WAVE Specification
The WAVE specification defines the instruction set architecture, binary encoding format, memory model, and execution semantics for the WAVE GPU compute model.
Specification Versions
Section titled “Specification Versions”v0.3 — Current
Section titled “v0.3 — Current”The v0.3 specification is the current stable version of the WAVE ISA. It resolves encoding issues present in earlier versions and establishes the canonical instruction format used by all WAVE tooling.
Key changes from v0.2:
- Modifier field widened to 4 bits. The 3-bit modifier field from v0.2 was insufficient to encode all instruction variants. v0.3 expands it to 4 bits, supporting up to 16 modifier values per opcode.
- Flags field reduced from 3 bits to 2 bits. Two flags were removed:
WAVE_REDUCE_FLAG— now handled by dedicated wave operation opcodes.NON_RETURNING_ATOMIC_FLAG— now encoded via the modifier field on atomic instructions.
- Canonical register encoding: 5-bit register fields encoding 32 general-purpose registers (
r0–r31). - 4-bit modifier enables fine-grained instruction variants (e.g., memory ordering, rounding mode, comparison predicate).
Instruction word layout (v0.3, 32-bit base format):
| Bits | Field | Width |
|---|---|---|
| 31–24 | Opcode | 8 |
| 23–20 | Modifier | 4 |
| 19–18 | Flags | 2 |
| 17–13 | Dst (rd) | 5 |
| 12–8 | Src1 (rs1) | 5 |
| 7–3 | Src2 (rs2) | 5 |
| 2–0 | Reserved | 3 |
Extended format instructions append a second 32-bit immediate word.
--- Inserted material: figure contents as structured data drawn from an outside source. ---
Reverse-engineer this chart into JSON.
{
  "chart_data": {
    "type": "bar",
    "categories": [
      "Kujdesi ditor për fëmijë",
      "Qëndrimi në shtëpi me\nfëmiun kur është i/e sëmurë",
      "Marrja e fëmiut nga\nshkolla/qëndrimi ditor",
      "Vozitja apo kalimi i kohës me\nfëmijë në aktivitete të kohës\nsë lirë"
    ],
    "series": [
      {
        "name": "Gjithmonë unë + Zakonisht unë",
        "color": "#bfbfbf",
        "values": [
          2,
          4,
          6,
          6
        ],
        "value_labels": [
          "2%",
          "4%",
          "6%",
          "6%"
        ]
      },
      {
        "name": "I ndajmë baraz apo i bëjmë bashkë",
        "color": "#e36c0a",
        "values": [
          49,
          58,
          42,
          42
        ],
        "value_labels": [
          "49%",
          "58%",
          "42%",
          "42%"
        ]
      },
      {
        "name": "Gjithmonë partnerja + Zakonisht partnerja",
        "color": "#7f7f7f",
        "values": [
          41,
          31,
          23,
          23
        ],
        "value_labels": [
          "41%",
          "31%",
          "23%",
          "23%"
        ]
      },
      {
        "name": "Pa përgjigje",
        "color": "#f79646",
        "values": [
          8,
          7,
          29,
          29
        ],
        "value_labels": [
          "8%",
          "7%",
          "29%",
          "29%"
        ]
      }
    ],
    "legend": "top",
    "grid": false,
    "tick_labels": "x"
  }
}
v0.2 fixed the most critical encoding bug from v0.1 — register fields — but still carried an undersized modifier field.
Key changes from v0.1:
- Register fields widened to 8 bits. v0.1 used 5-bit register fields but attempted to address more than 32 registers in some instructions, causing encoding collisions. v0.2 moved to 8-bit register fields, supporting up to 256 registers.
- Per-wave control flow. v0.1 shared a single control flow state across all waves in a workgroup. v0.2 introduced per-wave program counters and divergence masks, enabling proper SIMT execution with independent branching per wave.
- 3-bit modifier (unchanged from v0.1). This was later identified as a limitation and corrected in v0.3.
Known issues (fixed in v0.3):
- The 3-bit modifier field could only encode 8 variants, which was insufficient for memory ordering modes, comparison predicates, and rounding modes.
WAVE_REDUCE_FLAGandNON_RETURNING_ATOMIC_FLAGconsumed flag bits that could be better allocated.- 8-bit register fields were unnecessarily wide — no real workload needed more than 32 registers per thread.
v0.1 — Initial Draft
Section titled “v0.1 — Initial Draft”The initial specification established the core instruction set and execution model. It was a proof-of-concept encoding that validated the overall architecture but contained several encoding issues.
Characteristics:
- 5-bit register fields encoding 32 general-purpose registers.
- 3-bit modifier field for instruction variants.
- 3-bit flags field including
WAVE_REDUCE_FLAGandNON_RETURNING_ATOMIC_FLAG. - Shared control flow state. All waves in a workgroup shared a single program counter and divergence mask. This meant branch divergence in one wave could stall the entire workgroup.
Known issues (fixed in v0.2):
- Shared control flow prevented efficient SIMT divergence handling.
- Register encoding was correct at 5 bits, but v0.2 mistakenly widened it to 8 bits before v0.3 restored the 5-bit width.
Specification Contents
Section titled “Specification Contents”Each version of the specification covers the following sections:
- Introduction — purpose, scope, design principles, and relationship to other standards.
- Execution Model — thread hierarchy, identifiers, core resources, execution guarantees, and dispatch.
- Register Model — general-purpose registers, sub-register access, register pairs, special registers, and predicate registers.
- Memory Model — memory spaces, local/device memory details, memory ordering, and atomic operations.
- Control Flow — structured control flow, uniform branches, divergence/reconvergence, and per-wave state.
- Instruction Set — integer, bitwise, floating-point, type conversion, comparison, memory, atomic, wave, synchronization, control flow, and MMA instructions.
- Capability System — required constants, optional capabilities, MMA parameters, and query mechanism.
- Binary Encoding — base and extended instruction formats, opcode map.
- Conformance — required behavior, implementation-defined behavior, undefined behavior, and conformance testing.